Caution – millennials losing out on ‘meme stocks’
You may recall an infamous group of renegade millennials that banded together earlier in the year through social media to create the world’s first ‘meme’ stock; GameStop Corp (NASDAQ:GME).
Using the definition on the Balance website; a meme stock is “a stock that has seen an increase in volume not because of how well the company performs, but rather because of hype on social media and online forums like Reddit. For this reason, these stocks often become overvalued, seeing drastic price increases in just a short amount of time.”
Not only did the buzz created by Redditors cause a rise in demand, but it sent GameStop shares soaring by some 1,700 percent as millions of small investors, employed a classic Wall Street ‘pump and dump’ manoeuvre to put the squeeze on big money. This mad scramble of fund managers caught on the wrong side of a trade, were now fighting to close-out their positions as quickly as possible without it become too costly.

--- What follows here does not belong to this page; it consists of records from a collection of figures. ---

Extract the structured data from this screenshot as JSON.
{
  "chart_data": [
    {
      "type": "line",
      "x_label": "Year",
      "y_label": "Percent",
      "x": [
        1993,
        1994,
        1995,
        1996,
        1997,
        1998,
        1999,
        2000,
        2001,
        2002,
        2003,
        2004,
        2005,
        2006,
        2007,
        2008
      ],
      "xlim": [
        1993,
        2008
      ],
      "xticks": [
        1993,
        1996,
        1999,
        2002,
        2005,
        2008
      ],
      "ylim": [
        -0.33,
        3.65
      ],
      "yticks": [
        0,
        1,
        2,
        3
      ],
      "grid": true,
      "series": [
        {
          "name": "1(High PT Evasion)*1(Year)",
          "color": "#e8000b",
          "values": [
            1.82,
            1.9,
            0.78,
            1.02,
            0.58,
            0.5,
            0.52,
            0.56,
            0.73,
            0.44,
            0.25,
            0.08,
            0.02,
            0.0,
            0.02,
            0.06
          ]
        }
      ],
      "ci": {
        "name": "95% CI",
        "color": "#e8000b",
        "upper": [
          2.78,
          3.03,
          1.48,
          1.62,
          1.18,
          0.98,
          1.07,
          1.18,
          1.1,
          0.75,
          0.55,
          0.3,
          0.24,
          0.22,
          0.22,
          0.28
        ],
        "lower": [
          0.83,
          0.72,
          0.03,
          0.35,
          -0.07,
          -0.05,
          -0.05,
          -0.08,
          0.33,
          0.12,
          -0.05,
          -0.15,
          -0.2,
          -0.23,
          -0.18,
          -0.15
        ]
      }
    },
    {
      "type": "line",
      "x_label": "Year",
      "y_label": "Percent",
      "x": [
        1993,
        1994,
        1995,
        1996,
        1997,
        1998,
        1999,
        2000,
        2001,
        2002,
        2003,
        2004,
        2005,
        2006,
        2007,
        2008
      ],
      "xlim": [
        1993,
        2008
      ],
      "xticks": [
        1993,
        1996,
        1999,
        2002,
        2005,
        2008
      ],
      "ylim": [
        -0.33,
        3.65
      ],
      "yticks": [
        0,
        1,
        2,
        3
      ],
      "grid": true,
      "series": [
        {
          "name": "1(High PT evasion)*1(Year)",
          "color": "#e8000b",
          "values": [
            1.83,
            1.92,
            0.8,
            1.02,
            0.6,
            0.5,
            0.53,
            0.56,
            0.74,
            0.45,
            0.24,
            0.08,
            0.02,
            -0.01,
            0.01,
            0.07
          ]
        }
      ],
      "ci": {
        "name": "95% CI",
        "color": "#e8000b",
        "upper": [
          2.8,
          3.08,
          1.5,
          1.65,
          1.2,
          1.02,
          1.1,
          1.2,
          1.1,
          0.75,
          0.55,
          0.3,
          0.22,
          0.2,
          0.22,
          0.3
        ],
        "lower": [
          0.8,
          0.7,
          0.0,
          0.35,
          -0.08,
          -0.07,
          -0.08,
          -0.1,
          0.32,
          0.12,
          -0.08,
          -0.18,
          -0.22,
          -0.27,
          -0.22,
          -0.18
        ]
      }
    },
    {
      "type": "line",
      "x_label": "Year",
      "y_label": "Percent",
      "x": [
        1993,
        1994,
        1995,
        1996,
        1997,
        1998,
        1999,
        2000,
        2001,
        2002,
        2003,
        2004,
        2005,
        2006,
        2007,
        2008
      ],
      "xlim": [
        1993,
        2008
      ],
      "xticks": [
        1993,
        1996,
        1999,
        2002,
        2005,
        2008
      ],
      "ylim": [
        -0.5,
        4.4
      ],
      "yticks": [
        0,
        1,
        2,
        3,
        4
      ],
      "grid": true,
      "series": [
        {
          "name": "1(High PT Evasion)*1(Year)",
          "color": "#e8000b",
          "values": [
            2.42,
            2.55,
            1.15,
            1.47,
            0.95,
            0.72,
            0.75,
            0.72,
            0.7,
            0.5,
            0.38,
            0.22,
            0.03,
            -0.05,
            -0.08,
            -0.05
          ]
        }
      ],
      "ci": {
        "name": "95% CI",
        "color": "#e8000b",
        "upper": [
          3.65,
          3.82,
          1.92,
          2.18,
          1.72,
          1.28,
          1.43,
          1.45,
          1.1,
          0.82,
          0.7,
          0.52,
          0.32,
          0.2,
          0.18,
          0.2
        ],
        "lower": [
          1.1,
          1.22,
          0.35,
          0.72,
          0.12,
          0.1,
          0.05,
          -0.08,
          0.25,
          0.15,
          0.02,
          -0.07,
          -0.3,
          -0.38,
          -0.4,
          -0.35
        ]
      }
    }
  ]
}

Since January this year, successes have been few and far between for the meme stocks. Trading and wealth management infrastructure fintech OMG (Openmarkets Group) has examined data created by its retail trading platform, Opentrader, in recent months. What it found was surprising.
On average, the platform found that its baby-boomer and generation X clients were making more on so-called meme stocks while their millennial cohort were losing money. The platform said, “Based on an evenly weighted basket of the 11 stocks, investors over 40 would have experienced an average gain of 1.29%, with these stocks comprising a total of 3.8% of the share of their total trades.”

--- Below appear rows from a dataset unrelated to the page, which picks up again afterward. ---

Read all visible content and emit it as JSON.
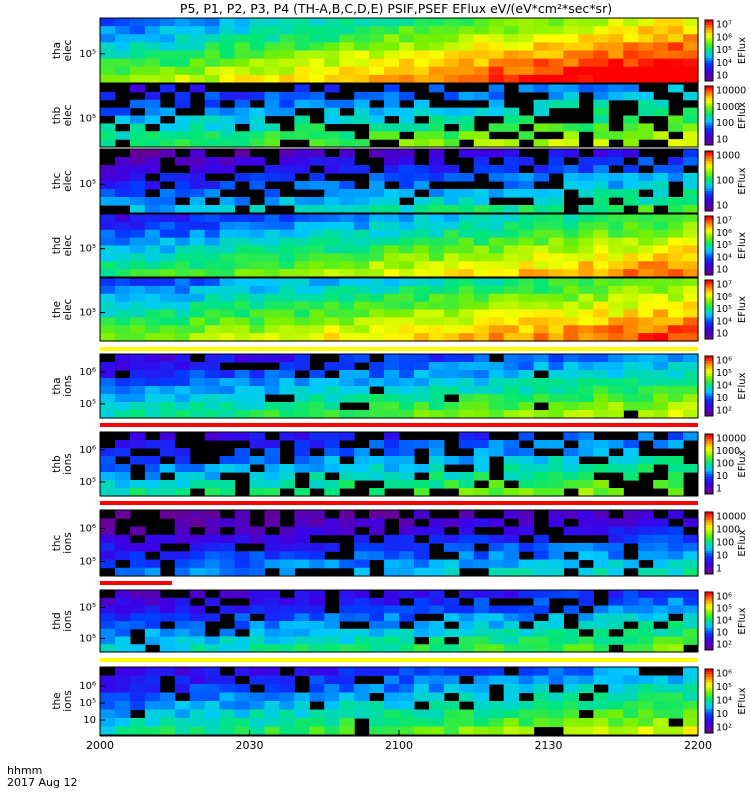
{
  "chart_data": {
    "type": "heatmap",
    "title": "P5, P1, P2, P3, P4 (TH-A,B,C,D,E) PSIF,PSEF EFlux eV/(eV*cm²*sec*sr)",
    "x_axis": {
      "label_line1": "hhmm",
      "label_line2": "2017 Aug 12",
      "ticks": [
        "2000",
        "2030",
        "2100",
        "2130",
        "2200"
      ],
      "range": [
        "2000",
        "2200"
      ]
    },
    "colorbar_label": "EFlux",
    "panels": [
      {
        "probe": "tha",
        "species": "elec",
        "yticks": [
          "10⁵"
        ],
        "cbar_ticks": [
          "10⁷",
          "10⁶",
          "10⁵",
          "10⁴",
          "10⁳"
        ],
        "cbar_range": [
          1000,
          10000000
        ],
        "level_start": 0.45,
        "level_end": 0.95,
        "gap_fraction": 0.0
      },
      {
        "probe": "thb",
        "species": "elec",
        "yticks": [
          "10⁵"
        ],
        "cbar_ticks": [
          "10000",
          "1000",
          "100",
          "10"
        ],
        "cbar_range": [
          1,
          10000
        ],
        "level_start": 0.35,
        "level_end": 0.55,
        "gap_fraction": 0.45
      },
      {
        "probe": "thc",
        "species": "elec",
        "yticks": [
          "10⁵"
        ],
        "cbar_ticks": [
          "1000",
          "100",
          "10"
        ],
        "cbar_range": [
          1,
          1000
        ],
        "level_start": 0.2,
        "level_end": 0.4,
        "gap_fraction": 0.4
      },
      {
        "probe": "thd",
        "species": "elec",
        "yticks": [
          "10⁵"
        ],
        "cbar_ticks": [
          "10⁷",
          "10⁶",
          "10⁵",
          "10⁴",
          "10⁳"
        ],
        "cbar_range": [
          1000,
          10000000
        ],
        "level_start": 0.35,
        "level_end": 0.75,
        "gap_fraction": 0.0
      },
      {
        "probe": "the",
        "species": "elec",
        "yticks": [
          "10⁵"
        ],
        "cbar_ticks": [
          "10⁷",
          "10⁶",
          "10⁵",
          "10⁴",
          "10⁳"
        ],
        "cbar_range": [
          1000,
          10000000
        ],
        "level_start": 0.45,
        "level_end": 0.8,
        "gap_fraction": 0.0
      },
      {
        "probe": "tha",
        "species": "ions",
        "yticks": [
          "10⁶",
          "10⁵"
        ],
        "cbar_ticks": [
          "10⁶",
          "10⁵",
          "10⁴",
          "10⁳",
          "10²"
        ],
        "cbar_range": [
          100,
          1000000
        ],
        "level_start": 0.3,
        "level_end": 0.55,
        "gap_fraction": 0.1
      },
      {
        "probe": "thb",
        "species": "ions",
        "yticks": [
          "10⁶",
          "10⁵"
        ],
        "cbar_ticks": [
          "10000",
          "1000",
          "100",
          "10",
          "1"
        ],
        "cbar_range": [
          1,
          10000
        ],
        "level_start": 0.3,
        "level_end": 0.5,
        "gap_fraction": 0.45
      },
      {
        "probe": "thc",
        "species": "ions",
        "yticks": [
          "10⁶",
          "10⁵"
        ],
        "cbar_ticks": [
          "10000",
          "1000",
          "100",
          "10",
          "1"
        ],
        "cbar_range": [
          1,
          10000
        ],
        "level_start": 0.15,
        "level_end": 0.3,
        "gap_fraction": 0.4
      },
      {
        "probe": "thd",
        "species": "ions",
        "yticks": [
          "10⁵",
          "10⁵"
        ],
        "cbar_ticks": [
          "10⁶",
          "10⁵",
          "10⁴",
          "10⁳",
          "10²"
        ],
        "cbar_range": [
          100,
          1000000
        ],
        "level_start": 0.25,
        "level_end": 0.45,
        "gap_fraction": 0.25
      },
      {
        "probe": "the",
        "species": "ions",
        "yticks": [
          "10⁶",
          "10⁵",
          "10⁳"
        ],
        "cbar_ticks": [
          "10⁶",
          "10⁵",
          "10⁴",
          "10⁳",
          "10²"
        ],
        "cbar_range": [
          100,
          1000000
        ],
        "level_start": 0.3,
        "level_end": 0.55,
        "gap_fraction": 0.15
      }
    ]
  },
  "colors": {
    "background": "#ffffff",
    "flag_bar_yellow": "#ffff00",
    "flag_bar_red": "#ff0000",
    "no_data": "#000000"
  }
}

This compares to an average loss of 1.93 per cent for its millennial population.
OMG searched Reddit, Twitter, and trading-focused Facebook groups to find 11 of the most interesting trending stocks that came with “Rocketship” emojis, the symbol currently being used to indicate “strong buy,” then cross-referenced the stocks with Google Trends to confirm they were genuinely trending. OMG analysed what was bought and sold. The split of investors by age was 51% over 40 and 49% under 40.
Why was this the case?
Besides the obvious, that being a lack of sharemarket experience, millennials took twice as much risk, and lost twice as much. Owing to the lack of any real stock analysis, Millennials were more likely to buy at the top of the market at lofty valuations compared to their older counterparts. Openmarkets listed 11 stocks in order of ‘meme-worthiness’. They are:
88 Energy (88E), Creso Pharma (CPH), Douugh (DOU), Lake Resources (LKE), Brainchip (BRN), Vulcan Energy (VUL), Digital Wine Ventures (DW8), Zip Co (Z1P), Cirralto (CRO), Mesoblast (MSB), and Latin Resources (LRS).
The research team analysed ‘price variations’ throughout the year using the above table of stocks. “Every time one of these stocks rose quite significantly, it was driven by social media hype,” says OMG.
For boomers the highest average return on any one stock was Digital Wine Ventures at 8.27%, and the biggest loss was on Vulcan Energy at -11%. For millennials – the biggest average gain was 88 Energy at 26.59%, and loss was Latin Resources at -15.67%.
The findings from the OMG report found that those stocks listed above, weren’t necessarily good or bad investments, but rather – “it appeared that it was the act of trading according to social media “advice” and not according to a responsible and strategic approach to investing that made the difference.”
The main message here: Meme stock investing based on uninformed social media hype carries with it significant risk and should not be considered as a replacement to professional advice and experience.
Ivan Tchourilov, CEO of OMG said, “Considering we are seeing the largest inter-generational transfer of wealth in history, this is a very worrying trend. We would advise caution, and for investors to research, seek professional advice, and gain experience before trying to ‘time’ the market or make quick gains, especially in meme stocks.”